Sin llegar al corazón
Llegar pedaleando solo a mediodía al corazón verde de la ciudad, con mucho sueño atrasado, condena a bajar de la bicicleta en la primera sombra apartada.
Aunque a estas horas ninguna peligrosa sirena en bicicleta está aún despierta —de las auténticas con plumas, no escamas—, quedarse dormido sería una temeridad: dríades amenazadoras revolotean a lo lejos.
Al rato, bajo la sombra, remedo de cuarto oscuro, la imagen de la fotografía va apareciendo poco a poco, como una revelación. Ya lo sospechaba yo; mas por más que me empeño no puedo recordar el momento exacto en que perdí la cabeza. La Fortuna sin embargo nunca deja de sonreír: Al regresar no habría que enfrentar el dilema de sopesar el calor con la legislación sobre el casco ciclista, ni temer ya insolación alguna en lo que resta de verano. Adiós problemas.
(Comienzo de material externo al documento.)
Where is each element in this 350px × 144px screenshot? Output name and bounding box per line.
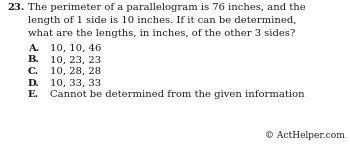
Text: A.: A.	[28, 44, 39, 53]
Text: 23.: 23.	[7, 3, 24, 12]
Text: E.: E.	[28, 90, 39, 99]
Text: what are the lengths, in inches, of the other 3 sides?: what are the lengths, in inches, of the …	[28, 29, 295, 38]
Text: length of 1 side is 10 inches. If it can be determined,: length of 1 side is 10 inches. If it can…	[28, 16, 296, 25]
Text: Cannot be determined from the given information: Cannot be determined from the given info…	[50, 90, 304, 99]
Text: © ActHelper.com: © ActHelper.com	[265, 131, 345, 140]
Text: 10, 10, 46: 10, 10, 46	[50, 44, 101, 53]
Text: 10, 33, 33: 10, 33, 33	[50, 78, 101, 88]
Text: D.: D.	[28, 78, 40, 88]
Text: 10, 28, 28: 10, 28, 28	[50, 67, 101, 76]
Text: The perimeter of a parallelogram is 76 inches, and the: The perimeter of a parallelogram is 76 i…	[28, 3, 306, 12]
Text: B.: B.	[28, 55, 40, 65]
Text: 10, 23, 23: 10, 23, 23	[50, 55, 101, 65]
Text: C.: C.	[28, 67, 39, 76]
Mucho peor que la cabeza sería perder una rueda o el manillar.
Las líneas negras sobre blanco del libro mutan en curvas cimbreantes, como las que hay que pedalear con tanto sacrificio, cuesta arriba, en esos puertos salpicados de espejismos y falsos llanos, entre cada ciudad y cada ciudad, entre cada corazón y cada corazón; y la lectura se hace imposible.
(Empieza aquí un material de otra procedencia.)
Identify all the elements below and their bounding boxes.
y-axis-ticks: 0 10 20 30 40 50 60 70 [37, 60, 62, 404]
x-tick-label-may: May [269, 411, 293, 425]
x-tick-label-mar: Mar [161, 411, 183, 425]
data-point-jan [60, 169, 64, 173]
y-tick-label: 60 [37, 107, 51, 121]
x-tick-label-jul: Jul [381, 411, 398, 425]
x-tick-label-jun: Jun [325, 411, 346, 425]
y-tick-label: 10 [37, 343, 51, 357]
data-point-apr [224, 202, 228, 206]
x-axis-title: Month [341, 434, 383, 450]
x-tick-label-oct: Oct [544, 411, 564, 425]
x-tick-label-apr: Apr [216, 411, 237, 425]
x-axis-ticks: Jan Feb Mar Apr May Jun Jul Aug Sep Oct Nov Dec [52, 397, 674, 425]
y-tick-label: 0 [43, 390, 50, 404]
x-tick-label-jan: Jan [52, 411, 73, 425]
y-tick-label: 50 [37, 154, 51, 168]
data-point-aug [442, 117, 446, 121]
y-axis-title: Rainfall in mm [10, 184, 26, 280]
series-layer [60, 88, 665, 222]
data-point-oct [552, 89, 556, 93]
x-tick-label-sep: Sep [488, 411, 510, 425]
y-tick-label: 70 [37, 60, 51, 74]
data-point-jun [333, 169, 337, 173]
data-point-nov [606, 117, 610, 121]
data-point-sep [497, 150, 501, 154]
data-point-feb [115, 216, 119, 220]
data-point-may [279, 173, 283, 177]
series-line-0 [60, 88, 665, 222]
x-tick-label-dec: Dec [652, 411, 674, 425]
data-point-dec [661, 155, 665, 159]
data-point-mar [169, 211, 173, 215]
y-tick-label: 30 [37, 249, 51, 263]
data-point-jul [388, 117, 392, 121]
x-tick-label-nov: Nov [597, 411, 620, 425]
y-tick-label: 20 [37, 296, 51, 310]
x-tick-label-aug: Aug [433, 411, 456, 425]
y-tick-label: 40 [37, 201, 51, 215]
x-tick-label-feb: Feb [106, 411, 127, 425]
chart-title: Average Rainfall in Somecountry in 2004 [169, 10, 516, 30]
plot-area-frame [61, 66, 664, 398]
Al atardecer, por el camino de regreso que conduce lentamente muy lejos del caliente corazón de la ciudad, hay que sortear con habilidad y sonrisas a simplones predicadores vociferantes, a gigantes ratoncitos con sombrero, a pacientes estatuas humanas, a felices músicos agradecidos y a algunas sirenas en bicicleta también —pero no de las auténticas sino de las de escamas.
La noche del domingo se acerca con cada pedalada. El corazón de la ciudad hace rato que quedó muy atrás. La vieja bicicleta no deja de chirriar.